Autour de ce héros zozotant (et pourtant superbe sous les traits de cet ancien Tarzan de Ron Ely qui ne zozote nullement dans la VO !), les autres membres du casting en rajoutent également des caisses. Sans doute estimaient-ils que le second-degré voulu par les auteurs du film n’était pas assez appuyé afin de lui offrir l’aspect un peu “camp” dont il avait besoin pour briller (les auteurs du futur FLASH GORDON s’en souviendront-ils ?). Et sans doute se sont-ils chargés de combler les manques, pour notre plus grand plaisir régressif !

Doc Savage et ses joyeux drilles : Une sacrée bande de boute-en-train !
Parallèlement à cette avalanche de partis-pris contre-productifs, qui semble tenter de compiler tout ce qu’il est possible de trouver afin de massacrer le “mythe Doc Savage”, il y avait pourtant quelques idées attachantes : L’acteur principal incarnait ainsi un héros parfait, charismatique, fort et charmant à la fois, semblant sortir tout droit d’une couverture de pulp magazine, et tout son attirail doré, orné du poinçon “Doc Savage”, collait au poil de cette imagerie “année 30”, dans un New-York art-déco du plus bel effet.

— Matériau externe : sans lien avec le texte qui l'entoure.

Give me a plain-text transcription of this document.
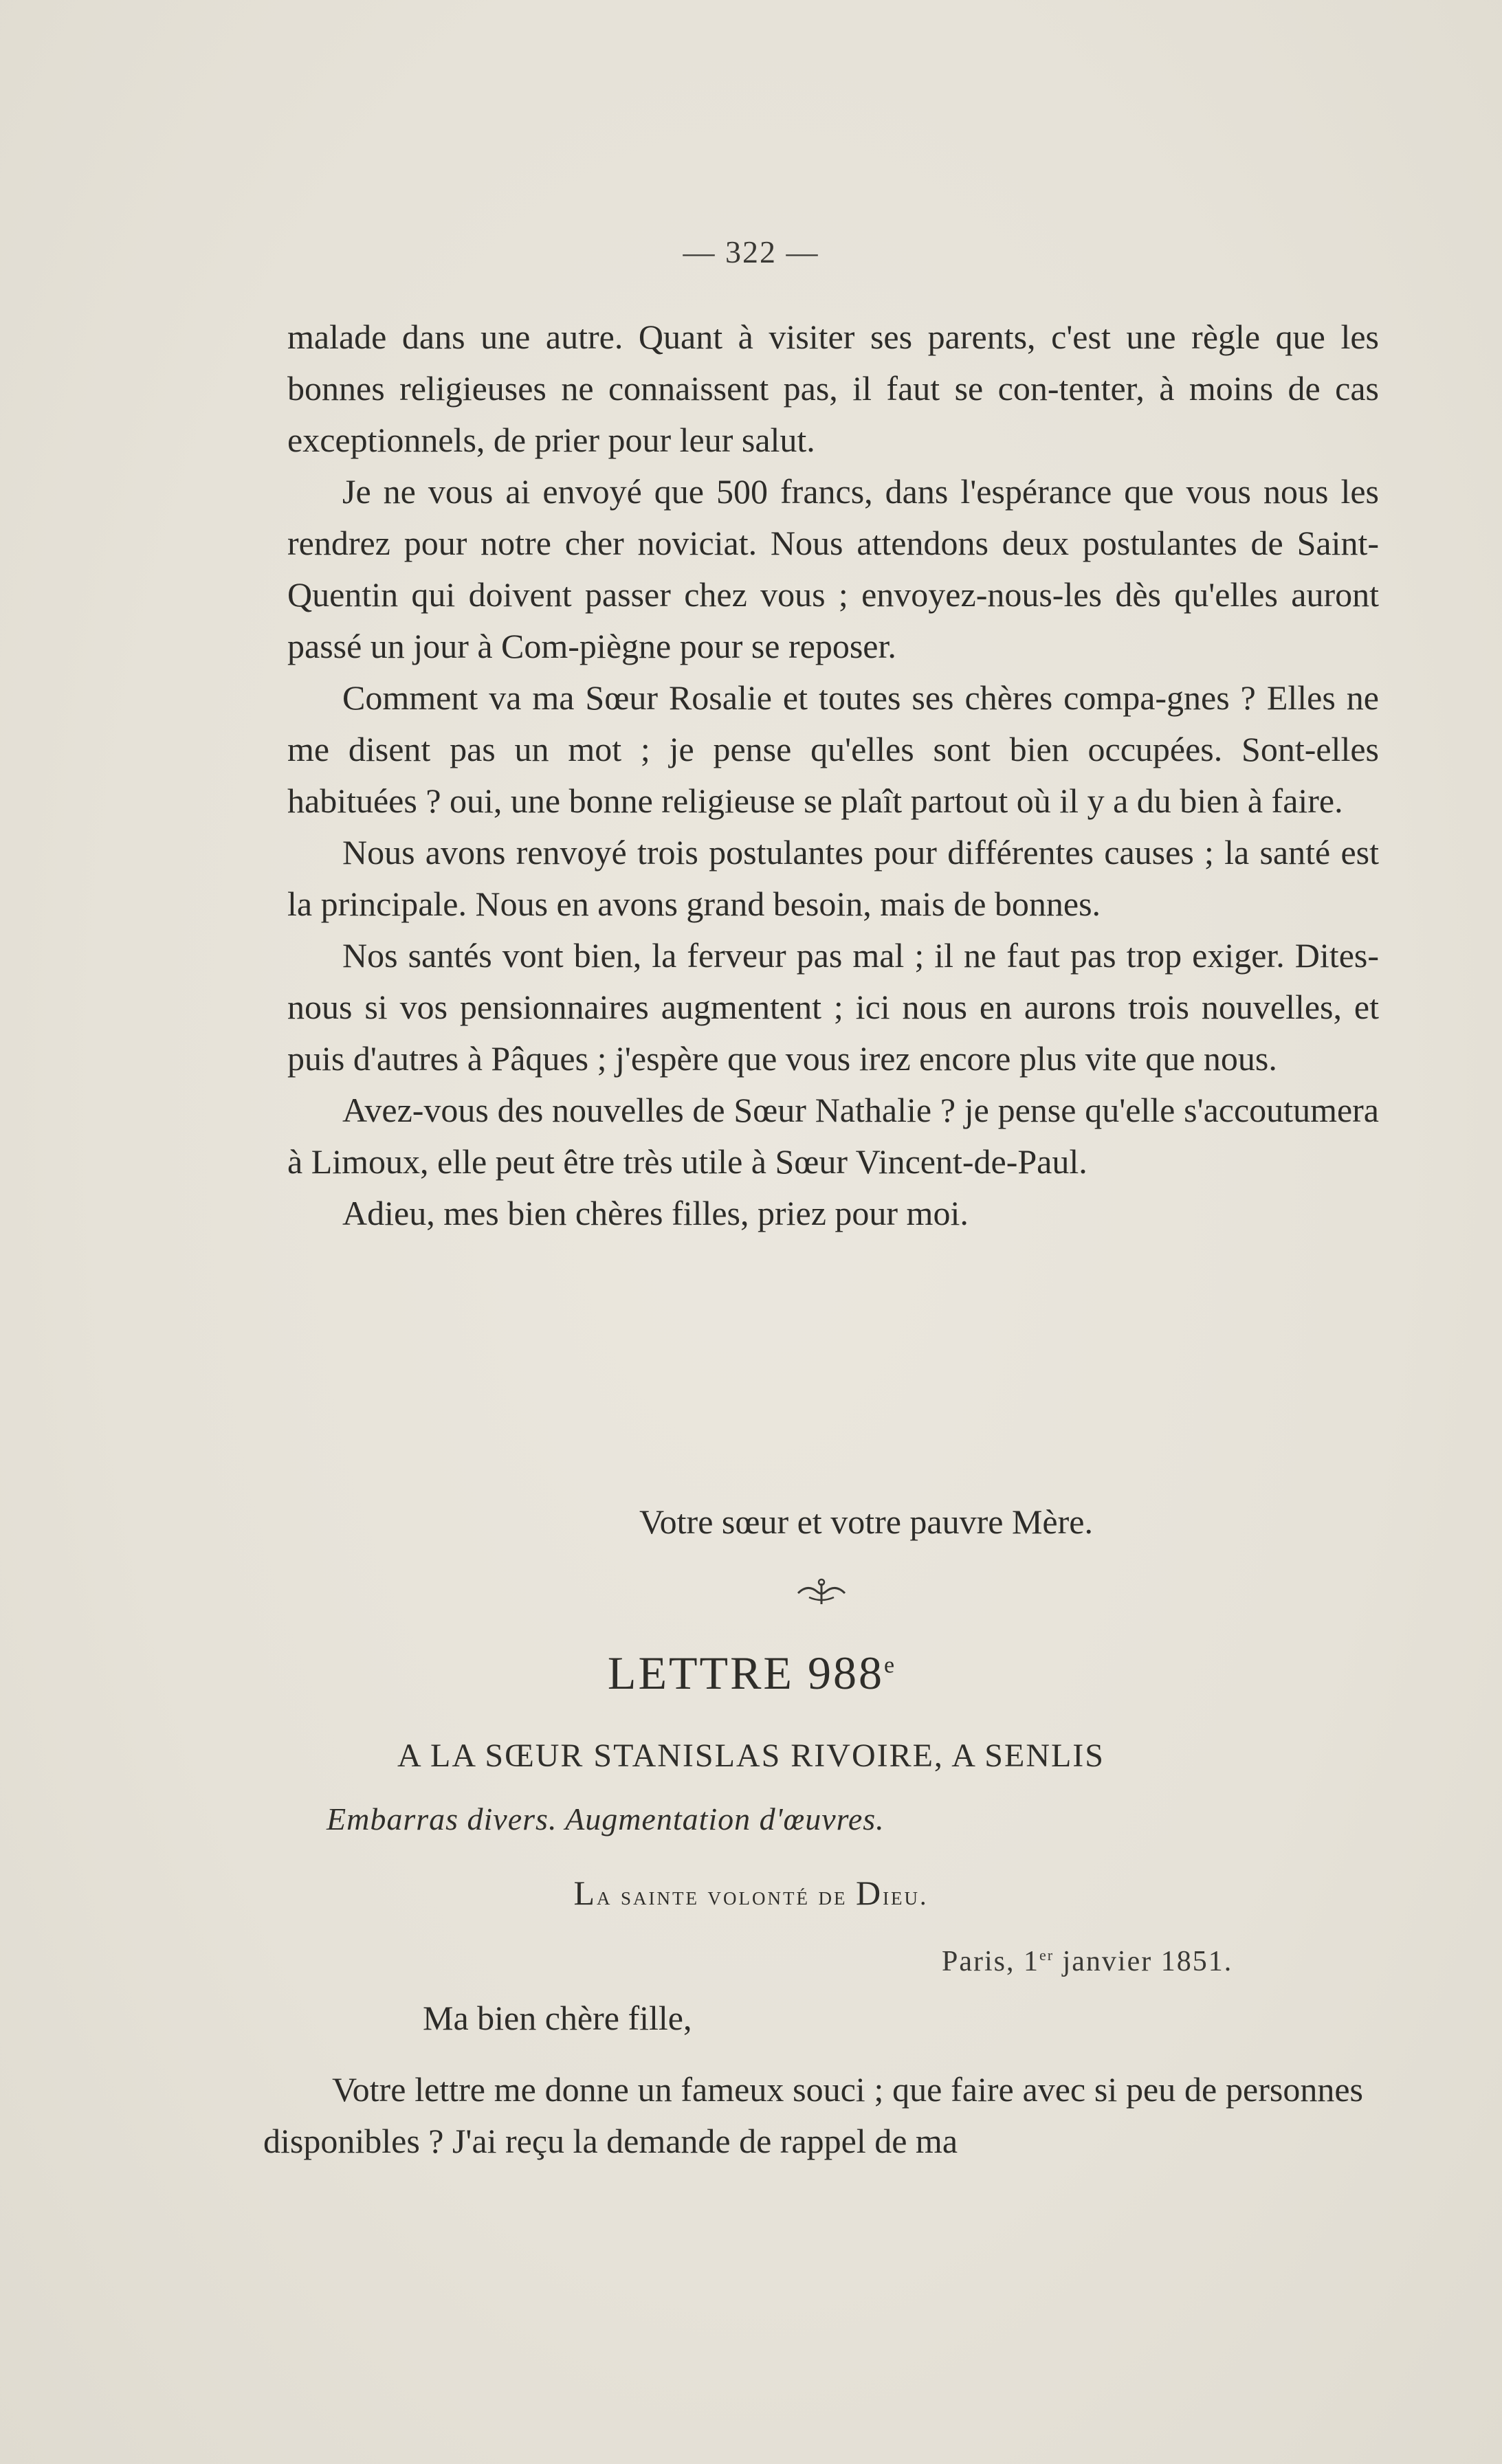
— 322 —

malade dans une autre. Quant à visiter ses parents, c'est une règle que les bonnes religieuses ne connaissent pas, il faut se con-tenter, à moins de cas exceptionnels, de prier pour leur salut.

Je ne vous ai envoyé que 500 francs, dans l'espérance que vous nous les rendrez pour notre cher noviciat. Nous attendons deux postulantes de Saint-Quentin qui doivent passer chez vous ; envoyez-nous-les dès qu'elles auront passé un jour à Com-piègne pour se reposer.

Comment va ma Sœur Rosalie et toutes ses chères compa-gnes ? Elles ne me disent pas un mot ; je pense qu'elles sont bien occupées. Sont-elles habituées ? oui, une bonne religieuse se plaît partout où il y a du bien à faire.

Nous avons renvoyé trois postulantes pour différentes causes ; la santé est la principale. Nous en avons grand besoin, mais de bonnes.

Nos santés vont bien, la ferveur pas mal ; il ne faut pas trop exiger. Dites-nous si vos pensionnaires augmentent ; ici nous en aurons trois nouvelles, et puis d'autres à Pâques ; j'espère que vous irez encore plus vite que nous.

Avez-vous des nouvelles de Sœur Nathalie ? je pense qu'elle s'accoutumera à Limoux, elle peut être très utile à Sœur Vincent-de-Paul.

Adieu, mes bien chères filles, priez pour moi.

Votre sœur et votre pauvre Mère.
LETTRE 988e
A LA SŒUR STANISLAS RIVOIRE, A SENLIS
Embarras divers. Augmentation d'œuvres.
La sainte volonté de Dieu.
Paris, 1er janvier 1851.
Ma bien chère fille,

Votre lettre me donne un fameux souci ; que faire avec si peu de personnes disponibles ? J'ai reçu la demande de rappel de ma
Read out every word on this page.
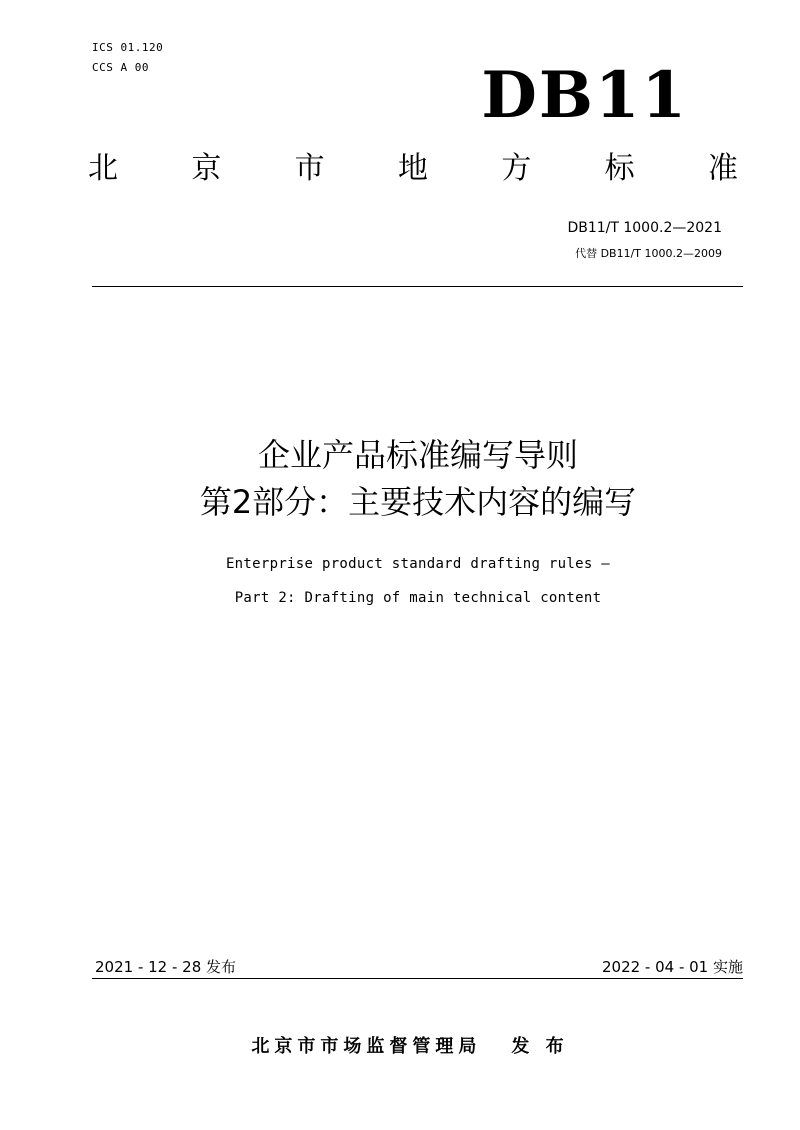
ICS 01.120
CCS A 00	DB11
北 京 市 地 方 标 准
DB11/T 1000.2—2021
代替 DB11/T 1000.2—2009
企业产品标准编写导则
第2部分：主要技术内容的编写
Enterprise product standard drafting rules —
Part 2: Drafting of main technical content
2021 - 12 - 28 发布	2022 - 04 - 01 实施
北京市市场监督管理局 发 布
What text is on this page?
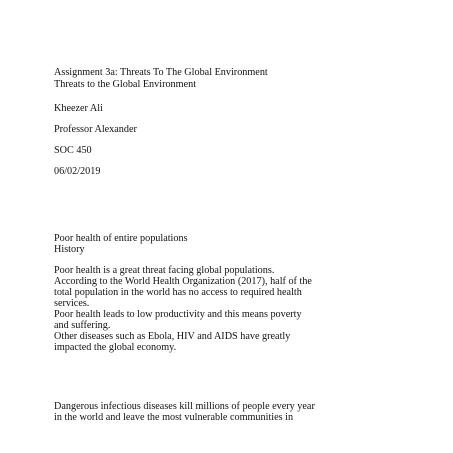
Assignment 3a: Threats To The Global Environment
Threats to the Global Environment
Kheezer Ali
Professor Alexander
SOC 450
06/02/2019
Poor health of entire populations
History
Poor health is a great threat facing global populations.
According to the World Health Organization (2017), half of the
total population in the world has no access to required health
services.
Poor health leads to low productivity and this means poverty
and suffering.
Other diseases such as Ebola, HIV and AIDS have greatly
impacted the global economy.
Dangerous infectious diseases kill millions of people every year
in the world and leave the most vulnerable communities in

Les passages dans la jungle nous réservaient quelques jolis décors de type “grande aventure”, dont deux ou trois superbes peintures sur verre en forme de falaises escarpées. Afin de donner au héros un côté iconique, toujours au second degré, Ron Ely ne cessait enfin de jouer des muscles et de charmer son auditoire, faisant craquer sa chemise (comme le faisait le personnage à l’origine !) sous ses mouvements félins et briller ses yeux par dessus un sourire ravageur…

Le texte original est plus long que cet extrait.